[net.mail] Uucp mail headers

hokey@plus5.UUCP (Hokey) (04/15/85)

What should be used in the headers of mail between uucp sites?

As it stands, mail passed along from site to site (without passing through
a site which uses sendmail, or possibly delivermail) will generate this:

	From uucp <date>
	>From uucp <date> remote from site1
	>From uucp <date> remote from site2
	...
	>From user <date> remote from sendersite

where "remote from" can be "forwarded by" under some circumstances.  If site1
is running sendmail, the header will (probably) be:

	From uucp <date>
	>From site2!...!sendersite!user remote from site1
	From: [anybody's guess]
	Received: by site1; <date>	(or something close)
	To: somesite!user

Basically, non-RFC822 mailers stuff most of the information an '822 mailer
puts in the Received: line into the >From line.  The obvious information
is the timestamp.  The timestamp is useful if you want to see how long it
took the message to go from one site to the next.
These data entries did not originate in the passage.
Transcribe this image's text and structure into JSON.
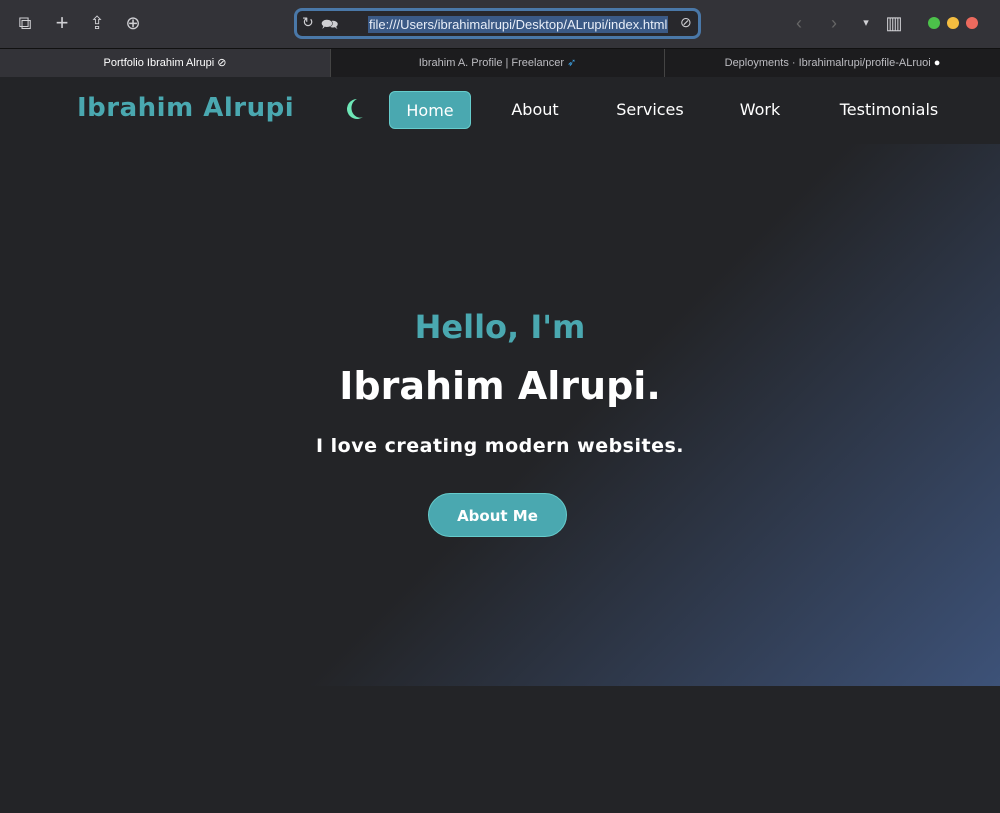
{
  "browser": {
    "url": "file:///Users/ibrahimalrupi/Desktop/ALrupi/index.html",
    "tabs": [
      {
        "label": "Portfolio Ibrahim Alrupi",
        "active": true
      },
      {
        "label": "Ibrahim A. Profile | Freelancer"
      },
      {
        "label": "Deployments · Ibrahimalrupi/profile-ALruoi"
      }
    ]
  },
  "nav": {
    "logo": "Ibrahim Alrupi",
    "items": [
      "Home",
      "About",
      "Services",
      "Work",
      "Testimonials"
    ]
  },
  "hero": {
    "greeting": "Hello, I'm",
    "name": "Ibrahim Alrupi.",
    "tagline": "I love creating modern websites.",
    "button": "About Me"
  },
  "colors": {
    "accent": "#4aa8b0",
    "moon": "#6ee7b7"
  }
}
This information in the >From lines is lost whenever the mail passes through
a sendmail site, because sendmail doesn't recognize >From lines.  It is
possible to write an rmail which will build Received: lines from >From lines.
Does anybody care?

The next point is domain names.  Right now, mail from (and, perhaps, through)
cbosgd looks like "cbosgd!cbosgd.ATT.UUCP!...".  If the message is being sent
to a class 3 mail system from cbosgd, it is not necessary for the initial
"cbosgd!" to be prepended.  There are two ways cbosgd's site name can be
reported:

	From uucp <date> remote from cbosgd
	>From uucp <date> remote from cbosgd.ATT.UUCP
or
	From uucp <date> remote from cbosgd!cbosgd.ATT.UUCP

The second form works fine on the couple of mail user interfaces I have seen.
Does anybody know of a mail program which does not like the second form?

Why is there a distinction between class 1 and class 2 sites?  Class 1 sites
are assumed to be "traditional" mail sites.  The only difference (that I
know of) between class 1 and class 2 is that class 2 sites will accept mail
in which the next machine in the route/address is the current machine; i.e.,
from upstream, the following is executed:

	uux site!rmail  site!blah	(where blah is a user or a route)
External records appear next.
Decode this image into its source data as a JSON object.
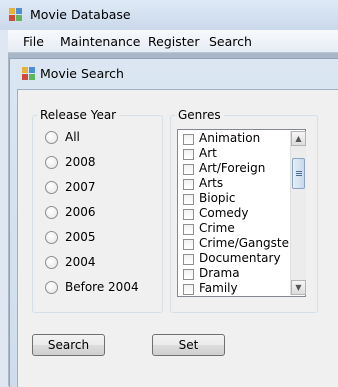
{
  "window": {
    "title": "Movie Database"
  },
  "menu": [
    "File",
    "Maintenance",
    "Register",
    "Search"
  ],
  "child_window": {
    "title": "Movie Search"
  },
  "release_year": {
    "label": "Release Year",
    "options": [
      "All",
      "2008",
      "2007",
      "2006",
      "2005",
      "2004",
      "Before 2004"
    ]
  },
  "genres": {
    "label": "Genres",
    "items": [
      "Animation",
      "Art",
      "Art/Foreign",
      "Arts",
      "Biopic",
      "Comedy",
      "Crime",
      "Crime/Gangster",
      "Documentary",
      "Drama",
      "Family"
    ]
  },
  "buttons": {
    "search": "Search",
    "set": "Set"
  },
  "icons": {
    "app": "app-icon",
    "scroll_up": "scroll-up-icon",
    "scroll_down": "scroll-down-icon"
  }
}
That's it for now.  Other remaining issues include the format of information
on Sender and Recipient lines, >From and From: with respect to replies,
mail to Postmaster, better integration of the mail system with netnews,
and some pie-in-the-sky issues about passing messages between neighbors.

Oh, and I almost forgot a biggie: gateways, and how addresses should be
converted as they pass from one mail network into another.
-- 
Hokey           ..ihnp4!plus5!hokey
		  314-725-9492

lauren@vortex.UUCP (Lauren Weinstein) (04/17/85)
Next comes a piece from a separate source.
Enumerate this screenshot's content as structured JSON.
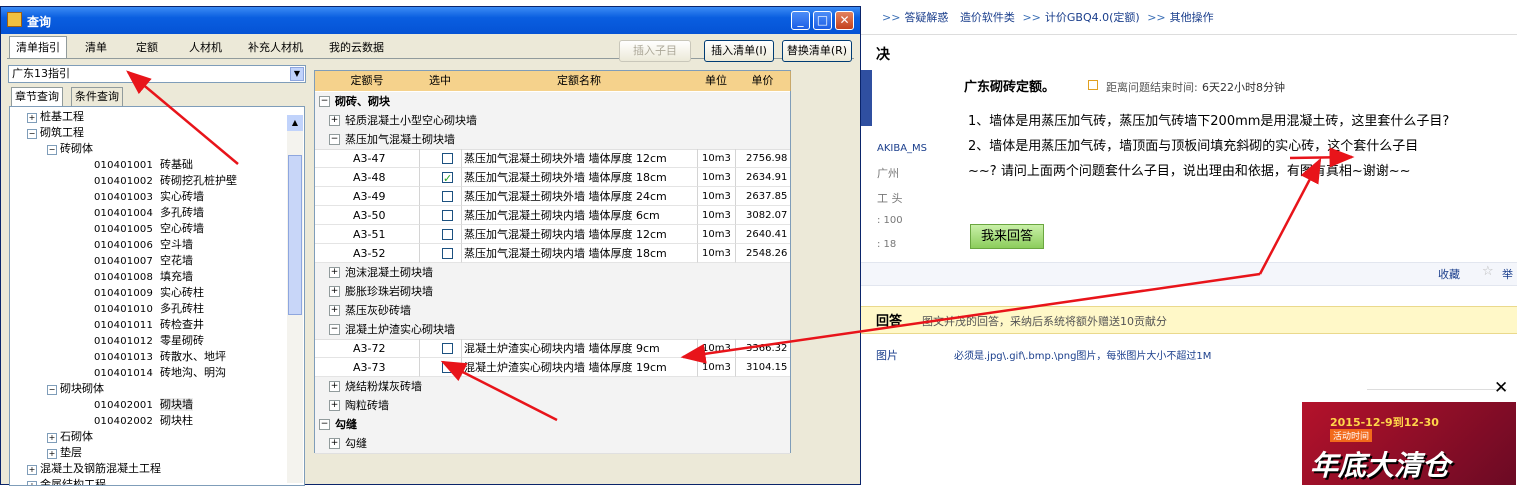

I personally think it is not a good idea to put !'s to the right
of the "remote from" on the "From " line.  I've seen some systems
that clearly expect the "remote from" to always be a single uucp sitename,
not a combined name.  In general, I'd recommend that the combined
! addresses always be on the LEFT side of the "remote from", and that
the right side be used only for "simple" names.

--Lauren--

gregbo@houxm.UUCP (Greg Skinner) (04/18/85)

I'd like to add a question to Hokey's.

Are we assuming in the uucp mail project that all participating machines will upgrade
to sendmail, or at least modify rmail to pass on mail generated or handled by sendmail?
(I'm not trying to enforce use of sendmail, btw.)  

If not, and I know for the time being all my machines won't have sendmail, the

From uucp ...
>From uucp remote from site1
...

headers will be used.  I would recommend that these style headers (hereafter referred to
as Unix mail headers) be the default that is looked for by whatever mail delivery pro-
grams are written, since we can't assume that the majority of Unix mailers on UUCP will
have sendmail.  Also, it is guaranteed that you can build a reply address from the >From
lines, not necessarily with the From: lines.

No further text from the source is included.